Gender
Gender Differences in the Senses
Do men and women live in different sensory worlds?
Posted August 6, 2020 Reviewed by Lybi Ma
As gender becomes increasingly less important in work life, leisure activity, and domestic responsibilities, psychologists grapple with the implications of real gender differences in how the brain receives and interprets information.
Visual System
There are subtle but intriguing gender differences in how the visual system functions. This may be attributable to the large number of sex hormone receptors in the visual system.
Men are better at distinguishing objects that are moving in the distance, an aptitude that has clear relevance to tracking game animals in the distance.
Women have better visual memory for the location of an object in an array. This is relevant to foraging tasks such as harvesting the ripe fruits on a tree. These gender differences reflect varied numbers of different types of retinal cells (magnocellular versus parvocellular).
Women are also more attuned to colors and have a richer vocabulary of color words. They are more apt to use refined terms, such as ivory, azure, and mauve, that are less common in men's vocabulary. Women are more accurate in matching color strips to a color chart. They have somewhat different color preferences and find hues in the yellow area of the spectrum more attractive than men do.
Hearing
Much has been made of the fact that women are more sensitive to sounds than men are but there are minimal differences in auditory sensitivity among young people.
The real difference is that women are more sensitive to loud noises than men are with men tolerating sounds some eight decibels louder than women. This has practical implications because women avoid taking jobs where the noise level is high, as is true of many jobs in mining and extraction. Women also seem more sensitive to the sound of a crying infant at night, which suggests one possible beneficial effect for offspring.

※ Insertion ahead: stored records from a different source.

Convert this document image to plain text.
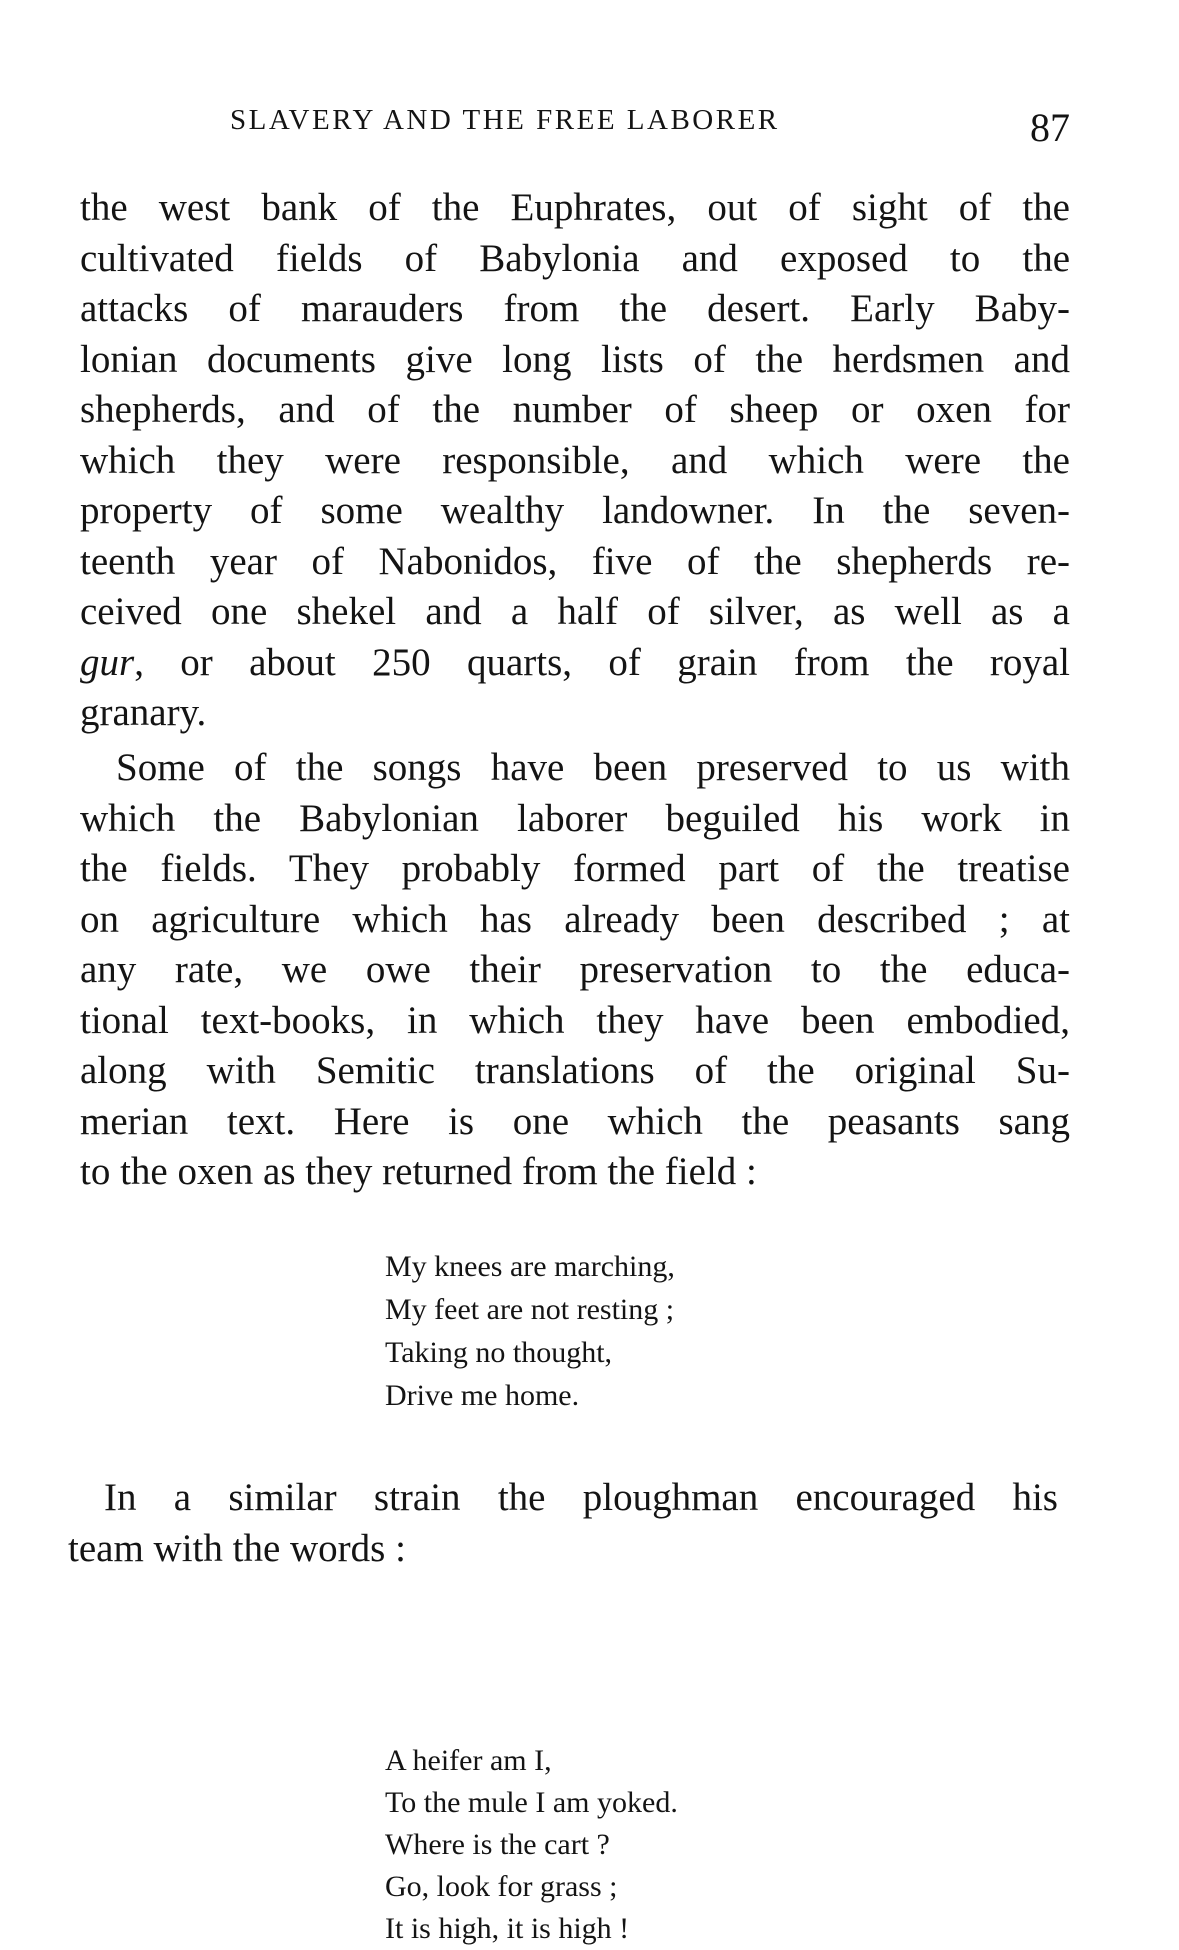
SLAVERY AND THE FREE LABORER	87
the west bank of the Euphrates, out of sight of the
cultivated fields of Babylonia and exposed to the
attacks of marauders from the desert. Early Baby-
lonian documents give long lists of the herdsmen and
shepherds, and of the number of sheep or oxen for
which they were responsible, and which were the
property of some wealthy landowner. In the seven-
teenth year of Nabonidos, five of the shepherds re-
ceived one shekel and a half of silver, as well as a
gur, or about 250 quarts, of grain from the royal
granary.
Some of the songs have been preserved to us with
which the Babylonian laborer beguiled his work in
the fields. They probably formed part of the treatise
on agriculture which has already been described ; at
any rate, we owe their preservation to the educa-
tional text-books, in which they have been embodied,
along with Semitic translations of the original Su-
merian text. Here is one which the peasants sang
to the oxen as they returned from the field :
My knees are marching,
My feet are not resting ;
Taking no thought,
Drive me home.
In a similar strain the ploughman encouraged his
team with the words :
A heifer am I,
To the mule I am yoked.
Where is the cart ?
Go, look for grass ;
It is high, it is high !
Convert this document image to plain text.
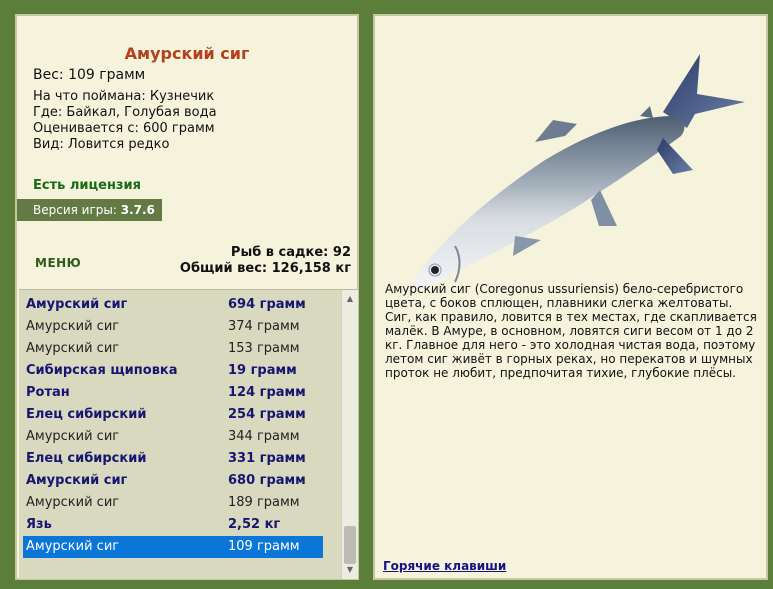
Амурский сиг
Вес: 109 грамм
На что поймана: Кузнечик
Где: Байкал, Голубая вода
Оценивается с: 600 грамм
Вид: Ловится редко
Есть лицензия
Версия игры: 3.7.6
МЕНЮ
Рыб в садке: 92
Общий вес: 126,158 кг
Амурский сиг	694 грамм
Амурский сиг	374 грамм
Амурский сиг	153 грамм
Сибирская щиповка	19 грамм
Ротан	124 грамм
Елец сибирский	254 грамм
Амурский сиг	344 грамм
Елец сибирский	331 грамм
Амурский сиг	680 грамм
Амурский сиг	189 грамм
Язь	2,52 кг
Амурский сиг	109 грамм
▲
▼
Амурский сиг (Coregonus ussuriensis) бело-серебристого цвета, с боков сплющен, плавники слегка желтоваты. Сиг, как правило, ловится в тех местах, где скапливается малёк. В Амуре, в основном, ловятся сиги весом от 1 до 2 кг. Главное для него - это холодная чистая вода, поэтому летом сиг живёт в горных реках, но перекатов и шумных проток не любит, предпочитая тихие, глубокие плёсы.
Горячие клавиши
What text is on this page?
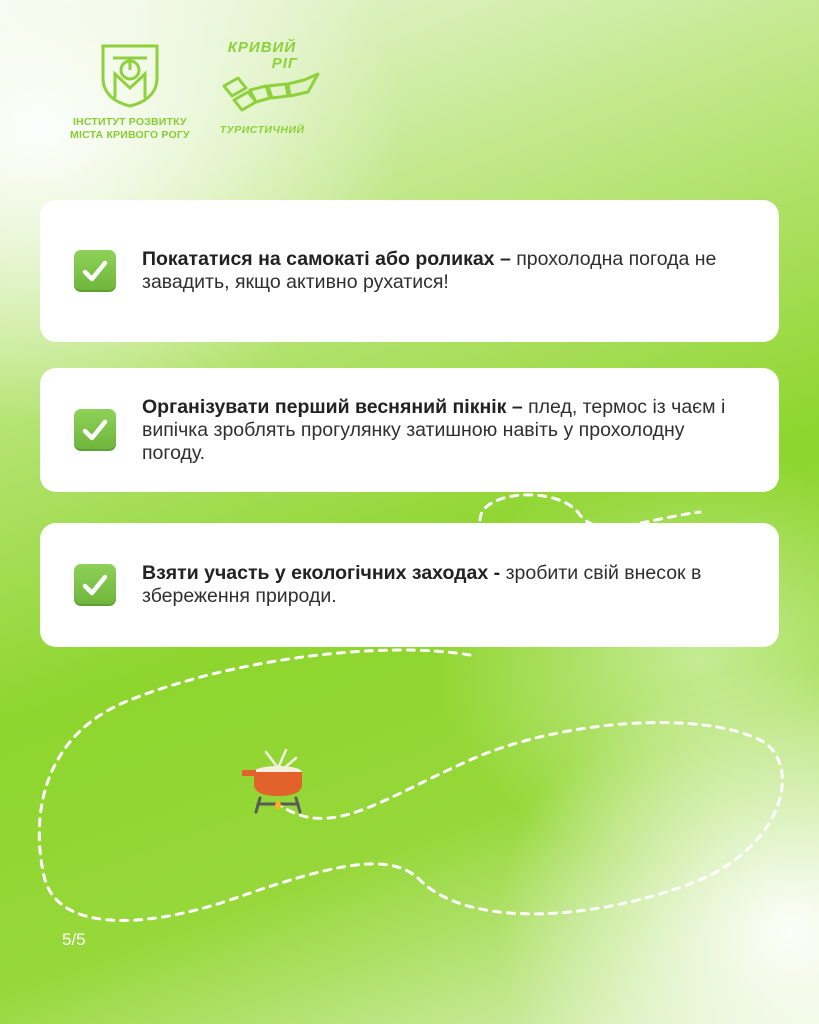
ІНСТИТУТ РОЗВИТКУ
МІСТА КРИВОГО РОГУ
КРИВИЙ
РІГ
ТУРИСТИЧНИЙ

Покататися на самокаті або роликах – прохолодна погода не завадить, якщо активно рухатися!

Організувати перший весняний пікнік – плед, термос із чаєм і випічка зроблять прогулянку затишною навіть у прохолодну погоду.

Взяти участь у екологічних заходах - зробити свій внесок в збереження природи.

5/5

Because men are more exposed to occupational noise, they are more vulnerable to industrial deafness. For that reason, women often seem to hear better than their husbands.
Research also finds that women's brains process auditory signals more rapidly than men's do based on the recording of the brain's evoked potentials. This means they can be faster to respond in a conversation.
Smell and Chemical Senses
There is a widespread view that women have a more sensitive olfactory system than men do but the gender difference in olfactory sensitivity favoring females is quite small. Apparently, women are more upset by foul odors so that they are more likely to express their unease.
Despite a stronger distaste for unpleasant odors, women are not better at detecting scents whether bad or good. There is also no reliable gender difference in the sense of taste.
Even if there is no difference in the chemical senses in general, one intriguing gender difference cropped up in the study of mate selection.
Physically attractive men who have symmetrical body builds emit an odor that is more attractive to women (1). There is no analogous finding for mate selection by men. This phenomenon offers a functional clue as to why women might be more attentive to odors.
Tactile Senses
In the children's story of The Princess and the Pea, future royal prospects are tested out by sleeping on a mattress with a pea underneath. Those who get a good night's sleep fail their audition.
The implication is that women, and specifically royal females, are more highly sensitive to, touch than others.
In reality, there are no obvious differences in sensitivity to touch, as measured by the ability to detect fine hairs touched to the skin. Similarly, there is no gender difference in sensitivity to temperature shifts.
Despite the lack of sensory differences in tactile senses, women have greater manual dexterity scores in occupational tests. For that reason, they were preferentially hired in semiconductor plants in the days when chips were etched by hand.
Do These Differences Make a Difference?
While some gender differences in sensory systems are real, they are generally quite small. This has not prevented unscrupulous book authors from claiming that fathers are perceived as shouting by their daughters during normal conversations, or that boys are disengaged from classes because female teachers speak too softly.
There are some genuine differences but we should not jump to the conclusion that men and women inhabit discontinuous sensory worlds. Even small differences may have real practical consequences.
For example, women have advantages in color sensitivity and spatial memory that make them efficient gatherers whereas male visual systems appear to have been selected for tracking moving targets in the distance. These sensory differences are complemented by varied motor skills in fine manual dexterity compared to throwing an object to hit a target.
Small as they undoubtedly are, such gender differences inevitably affect occupational choices. This is generally not an argument that men, or women, are not capable of doing some job well but rather that our responses to sensory experiences can differ.
Many jobs are unpleasant and women react more strongly to loud noises and unpleasant odors. This helps explain why there are so few female coal miners and trash collectors but it is certainly not the only reason given that such occupations are often hostile to women.
References
1 Thornhill, R., & Gangestad, S. W. (2008). The evolutionary biology of human female sexuality. New York: Oxford University Press.